After the intravenous administration of the cells, most patients experienced a common side effect, known as cytokine release syndrome. However, in the trial, scientists found that a lower dose of the therapy and its direct administration to the central nervous system resulted in fewer side effects.
Most patients improved their symptoms and, with tumor reduction, were able to regain some lost abilities, such as walking. However, except for Drew's case, no other patient was able to overcome the disease. According to Stanford University, the median survival was 20.6 months post-diagnosis, with two patients living more than 30 months, and one of them, Drew, still in remission today.
"I hope they learn from my case to help other kids," stated Drew, now 20 years old, in the statement released by the American university.
Diagnosed in November 2020 while in high school, he visited the doctor after experiencing headaches, strange movements in his left eye, and eventually partial paralysis on the left side of his face.
As the tumor grew, the consequences worsened until he had to rely on a wheelchair to move around.
In June 2021, he entered the trial and received his first CAR-T cell infusion. However, it was not a fairy tale beginning, he recalls. After the administration, he vomited, experienced tremors, and a temporary worsening of his neurological symptoms. However, tests showed that the therapy was working, so he remained hopeful.
His mother described the experience as akin to cleaning out the garage: at some point, before things start falling into place, it seems like you are only making things worse.
Today, Drew, who graduated with his class and is in university, continues to receive therapy infusions periodically. He still experiences some facial paralysis but has regained his ability to walk, run, and has seen improvements in his hearing and sense of taste, as reported by Stanford University.
With Drew's case always in mind, Monje's team continues to work on optimizing the therapy and understanding how to improve its outcomes.
"We are currently studying solely intracranial administration, bypassing the initial intravenous administration, and analyzing whether prior chemotherapy is necessary or not," the researcher explained. Additionally, they aim to understand why some patients respond much better than others to the treatment. "By studying what correlates with therapeutic response and resistance, we hope to establish hypotheses that we can test in the laboratory," added the scientist, who believes that this approach could also be very useful for other types of nervous system cancers.
"Some of the lessons we have learned from this trial will help us optimize CAR-T therapy for brain tumors in general," she noted.
According to Marta Alonso, director of the Advanced Therapies for Pediatric Solid Tumors Group at Cima University of Navarra, this "is an important study for an indication that currently has no cure."
"The study, a phase I trial, demonstrates that this type of study can be conducted in these patients. It also shows that we do not have to fear toxicities if we have ways to manage them, and they are accompanied by clinical improvement. Lastly, it indicates some efficacy and opens the door to future trials, suggesting the need for combinations for this type of tumors," she added.

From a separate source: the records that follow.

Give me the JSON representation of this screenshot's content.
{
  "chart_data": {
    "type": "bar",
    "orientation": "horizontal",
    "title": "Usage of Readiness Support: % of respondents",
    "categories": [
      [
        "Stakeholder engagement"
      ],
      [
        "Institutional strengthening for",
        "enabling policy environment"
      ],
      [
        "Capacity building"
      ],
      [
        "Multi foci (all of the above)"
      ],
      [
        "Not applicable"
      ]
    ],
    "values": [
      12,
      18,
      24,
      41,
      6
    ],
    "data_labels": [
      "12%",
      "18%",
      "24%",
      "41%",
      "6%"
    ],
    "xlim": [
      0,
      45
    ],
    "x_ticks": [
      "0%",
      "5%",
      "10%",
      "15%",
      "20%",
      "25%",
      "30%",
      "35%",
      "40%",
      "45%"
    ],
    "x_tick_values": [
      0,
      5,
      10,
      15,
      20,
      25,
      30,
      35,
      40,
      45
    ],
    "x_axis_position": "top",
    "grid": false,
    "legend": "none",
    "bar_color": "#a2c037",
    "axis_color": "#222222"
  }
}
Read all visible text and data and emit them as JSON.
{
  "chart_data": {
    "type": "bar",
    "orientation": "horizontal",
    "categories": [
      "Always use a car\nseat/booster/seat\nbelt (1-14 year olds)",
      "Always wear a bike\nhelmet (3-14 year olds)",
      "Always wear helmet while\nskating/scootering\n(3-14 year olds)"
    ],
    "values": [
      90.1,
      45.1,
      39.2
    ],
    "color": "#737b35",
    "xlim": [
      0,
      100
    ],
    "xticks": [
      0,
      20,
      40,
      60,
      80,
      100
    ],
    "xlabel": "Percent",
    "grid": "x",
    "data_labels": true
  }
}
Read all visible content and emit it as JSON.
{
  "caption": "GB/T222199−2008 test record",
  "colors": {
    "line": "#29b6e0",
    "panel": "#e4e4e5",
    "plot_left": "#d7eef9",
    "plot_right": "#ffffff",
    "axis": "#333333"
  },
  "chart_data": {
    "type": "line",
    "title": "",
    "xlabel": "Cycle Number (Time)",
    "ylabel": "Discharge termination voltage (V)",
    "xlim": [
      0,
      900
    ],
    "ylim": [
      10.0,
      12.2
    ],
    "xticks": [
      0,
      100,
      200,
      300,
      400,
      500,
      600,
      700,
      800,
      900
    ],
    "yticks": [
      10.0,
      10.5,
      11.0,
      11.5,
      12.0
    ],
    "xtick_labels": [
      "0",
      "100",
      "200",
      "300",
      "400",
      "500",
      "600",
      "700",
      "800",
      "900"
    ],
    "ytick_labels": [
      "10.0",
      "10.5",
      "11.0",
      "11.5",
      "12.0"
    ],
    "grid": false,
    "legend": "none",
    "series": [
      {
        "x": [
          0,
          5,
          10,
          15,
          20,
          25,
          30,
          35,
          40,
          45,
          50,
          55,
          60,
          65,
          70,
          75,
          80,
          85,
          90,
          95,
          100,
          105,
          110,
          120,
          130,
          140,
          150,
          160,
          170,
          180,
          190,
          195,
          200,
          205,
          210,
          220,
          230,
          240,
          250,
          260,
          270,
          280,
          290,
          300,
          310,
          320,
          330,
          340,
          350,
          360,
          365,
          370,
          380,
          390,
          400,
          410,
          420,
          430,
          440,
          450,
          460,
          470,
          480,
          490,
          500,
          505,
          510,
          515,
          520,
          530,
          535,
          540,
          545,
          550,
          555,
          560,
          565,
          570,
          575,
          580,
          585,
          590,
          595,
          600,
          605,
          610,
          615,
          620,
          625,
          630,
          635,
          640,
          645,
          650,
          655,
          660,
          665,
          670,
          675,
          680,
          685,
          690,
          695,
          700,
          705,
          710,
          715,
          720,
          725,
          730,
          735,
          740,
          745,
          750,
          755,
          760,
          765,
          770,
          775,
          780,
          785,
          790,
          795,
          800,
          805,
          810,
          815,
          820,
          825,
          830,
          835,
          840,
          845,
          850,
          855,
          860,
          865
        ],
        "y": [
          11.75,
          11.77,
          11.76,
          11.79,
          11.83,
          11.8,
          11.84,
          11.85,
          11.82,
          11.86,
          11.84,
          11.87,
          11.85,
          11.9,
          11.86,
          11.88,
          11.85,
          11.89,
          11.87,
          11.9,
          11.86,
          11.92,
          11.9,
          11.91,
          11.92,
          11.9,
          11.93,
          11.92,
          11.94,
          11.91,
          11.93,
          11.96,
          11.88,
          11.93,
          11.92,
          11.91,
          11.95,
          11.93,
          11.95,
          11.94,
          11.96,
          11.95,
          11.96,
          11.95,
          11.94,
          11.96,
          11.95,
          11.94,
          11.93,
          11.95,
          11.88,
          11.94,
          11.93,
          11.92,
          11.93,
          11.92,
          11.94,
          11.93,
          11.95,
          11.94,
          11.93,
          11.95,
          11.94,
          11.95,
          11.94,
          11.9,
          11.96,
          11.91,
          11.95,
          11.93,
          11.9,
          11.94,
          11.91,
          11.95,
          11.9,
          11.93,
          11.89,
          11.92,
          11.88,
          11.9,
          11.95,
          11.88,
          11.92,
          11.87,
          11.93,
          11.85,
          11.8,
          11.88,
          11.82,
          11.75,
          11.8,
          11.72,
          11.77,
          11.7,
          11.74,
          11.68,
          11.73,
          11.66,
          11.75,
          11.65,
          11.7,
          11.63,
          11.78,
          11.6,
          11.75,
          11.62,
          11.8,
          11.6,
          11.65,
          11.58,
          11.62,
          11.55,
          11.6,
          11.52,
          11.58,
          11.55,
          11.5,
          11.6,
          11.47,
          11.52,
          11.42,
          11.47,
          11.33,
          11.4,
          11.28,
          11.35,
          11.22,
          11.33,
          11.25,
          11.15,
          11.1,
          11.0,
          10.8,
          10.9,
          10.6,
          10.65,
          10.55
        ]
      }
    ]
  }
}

On the other hand, Joaquín Arribas, head of the Growth Factors Group and ICREA research professor at the Vall d'Hebron Institute of Oncology (VHIO), highlighted that "this is a very comprehensive study that adds to two other studies already published showing the effectiveness of CAR-T therapy against central nervous system tumors."
He continued, stating that in a tumor with a very poor prognosis, with a median survival of 11 months, they observed very good responses (up to 30 months disease-free in one patient).